A educação no Brasil começou com a chegada dos jesuítas portugueses, em 1549, que tinham como objetivo educar e converter o povo indígena à fé cristã. Nesse sentido, hoje, a educação é um dos elementos mais importantes no país para o crescimento social. Porém, a estrutura de ensino nas escolas públicas tem se mostrado falha, pois é atingida pela desigualdade educacional. Assim, o sistema de educação gera constantemente falta de perspectiva e desistência de muitos estudantes periféricos. Com isso, torna-se importante a discussão sobre o valor da educação nas transformações sociais no Brasil.

Em primeira análise, é válido frisar a ligação existente entre a desigualdade social e a educacional. Sobre isso, segundo dados de pesquisa do IBGE, 11,8% dos jovens de 15 a 17 anos, que faziam parte da parcela de 20% da população com menores rendimentos, abandonaram os estudos em 2018. Isso ocorre, em partes, pela dificuldade de deslocamento até a escola e pela necessidade de complementarem a renda da família. Assim, acabam por estudar pouco e trabalhar precariamente uma vez que não têm conhecimento suficiente para ter um emprego digno, perpetuando a desigualdade social.
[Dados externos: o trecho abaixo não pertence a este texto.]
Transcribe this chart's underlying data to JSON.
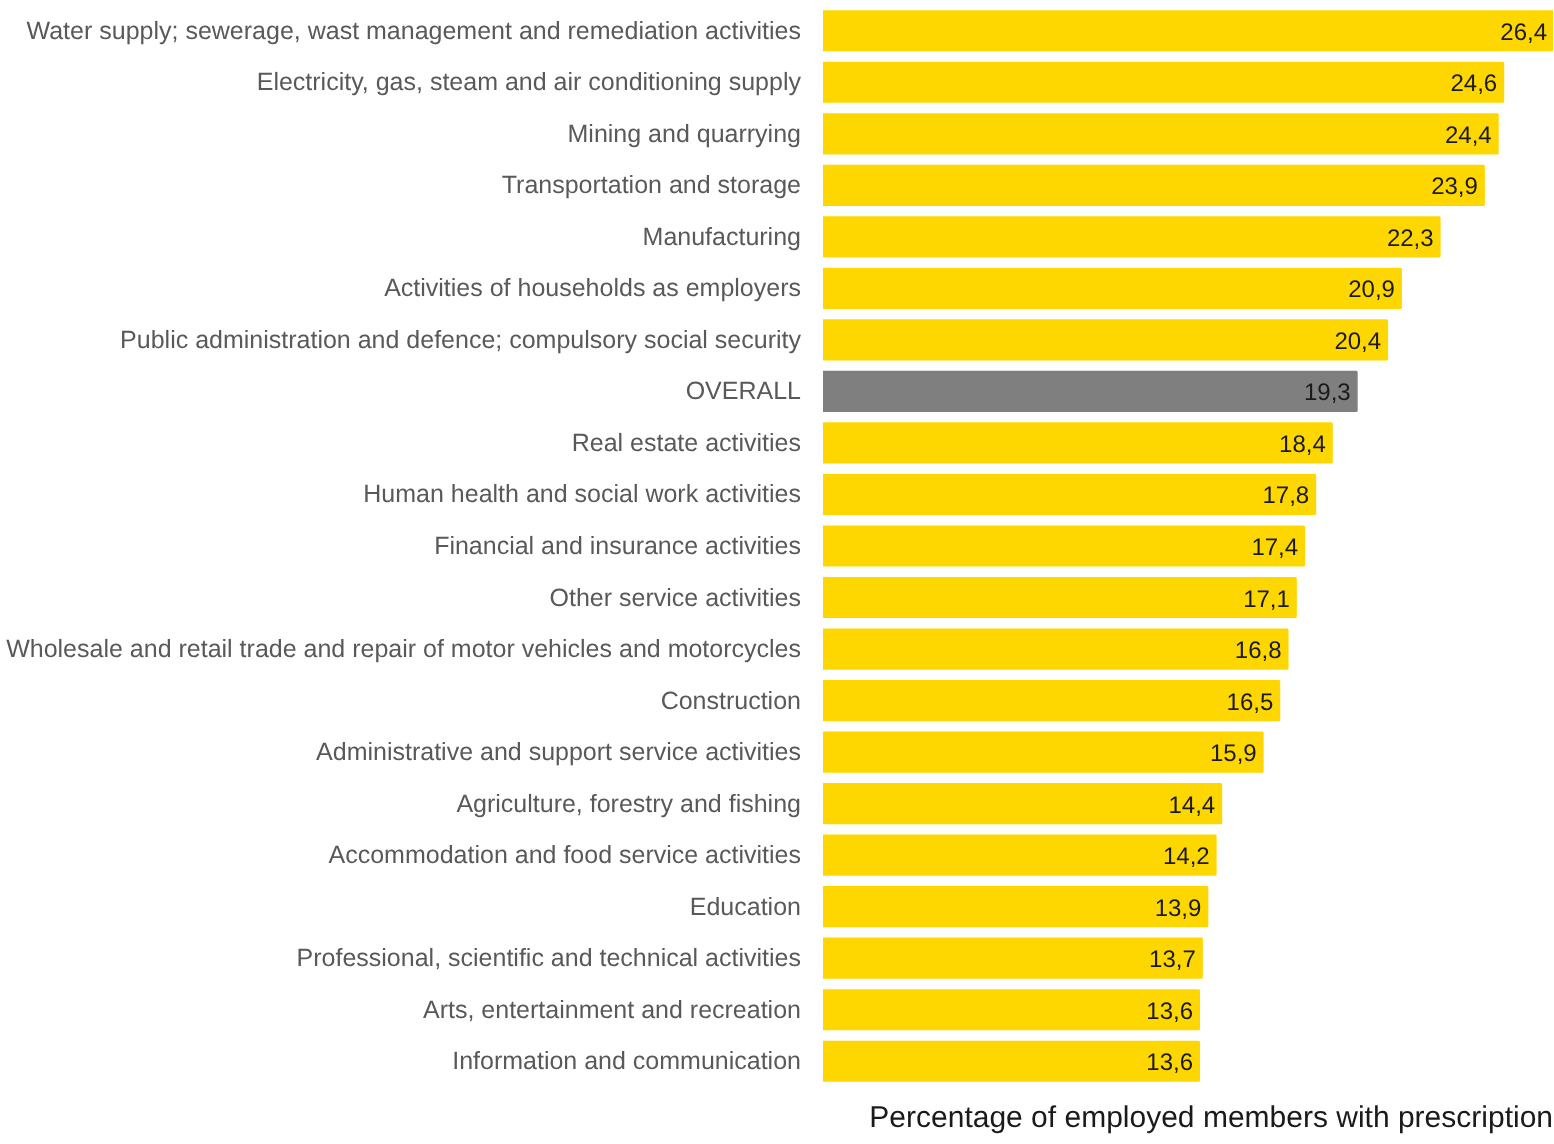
{
  "chart_data": {
    "type": "bar",
    "orientation": "horizontal",
    "xlabel": "Percentage of employed members with prescription",
    "categories": [
      "Water supply; sewerage, wast management and remediation activities",
      "Electricity, gas, steam and air conditioning supply",
      "Mining and quarrying",
      "Transportation and storage",
      "Manufacturing",
      "Activities of households as employers",
      "Public administration and defence; compulsory social security",
      "OVERALL",
      "Real estate activities",
      "Human health and social work activities",
      "Financial and insurance activities",
      "Other service activities",
      "Wholesale and retail trade and repair of motor vehicles and motorcycles",
      "Construction",
      "Administrative and support service activities",
      "Agriculture, forestry and fishing",
      "Accommodation and food service activities",
      "Education",
      "Professional, scientific and technical activities",
      "Arts, entertainment and recreation",
      "Information and communication"
    ],
    "values": [
      26.4,
      24.6,
      24.4,
      23.9,
      22.3,
      20.9,
      20.4,
      19.3,
      18.4,
      17.8,
      17.4,
      17.1,
      16.8,
      16.5,
      15.9,
      14.4,
      14.2,
      13.9,
      13.7,
      13.6,
      13.6
    ],
    "value_labels": [
      "26,4",
      "24,6",
      "24,4",
      "23,9",
      "22,3",
      "20,9",
      "20,4",
      "19,3",
      "18,4",
      "17,8",
      "17,4",
      "17,1",
      "16,8",
      "16,5",
      "15,9",
      "14,4",
      "14,2",
      "13,9",
      "13,7",
      "13,6",
      "13,6"
    ],
    "colors": [
      "#ffd700",
      "#ffd700",
      "#ffd700",
      "#ffd700",
      "#ffd700",
      "#ffd700",
      "#ffd700",
      "#7f7f7f",
      "#ffd700",
      "#ffd700",
      "#ffd700",
      "#ffd700",
      "#ffd700",
      "#ffd700",
      "#ffd700",
      "#ffd700",
      "#ffd700",
      "#ffd700",
      "#ffd700",
      "#ffd700",
      "#ffd700"
    ],
    "grid": false
  }
}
Ademais, durante a pandemia do coronavírus, a desigualdade educacional tornou-se ainda mais evidente, pois alunos de escolas públicas e de baixa renda têm em menor disponibilidade os meios de comunicação digitais, afim de participarem de aulas remotas, em comparação com estudantes de instituições privadas e de maior renda; situação essa que fere o direito dos estudantes pobres à uma educação de qualidade, indo contra o pensamento de Paulo Freire, que diz que ninguém é superior a ninguém.

Portanto, diante dos fatos citados sobre a desigualdade social e a educacional, percebe-se a necessidade de medidas que visem a igualdade e a diminuição da evasão escolar no Brasil. Dessa forma, as prefeituras e governos estaduais poderiam investir em campanhas de conscientização em relação as consequências da evasão escolar, além de incentivar os estudantes por meio de novos métodos de ensino que os tornem protagonistas de suas aulas. Ademais, cabe ao Governo Federal ajudar as famílias carentes por meio auxílios suficientes para que os estudantes mais pobres não precisem trabalhar. Desse modo, a evasão escolar e a desigualdade educacional não serão mais parte da realidade brasileira.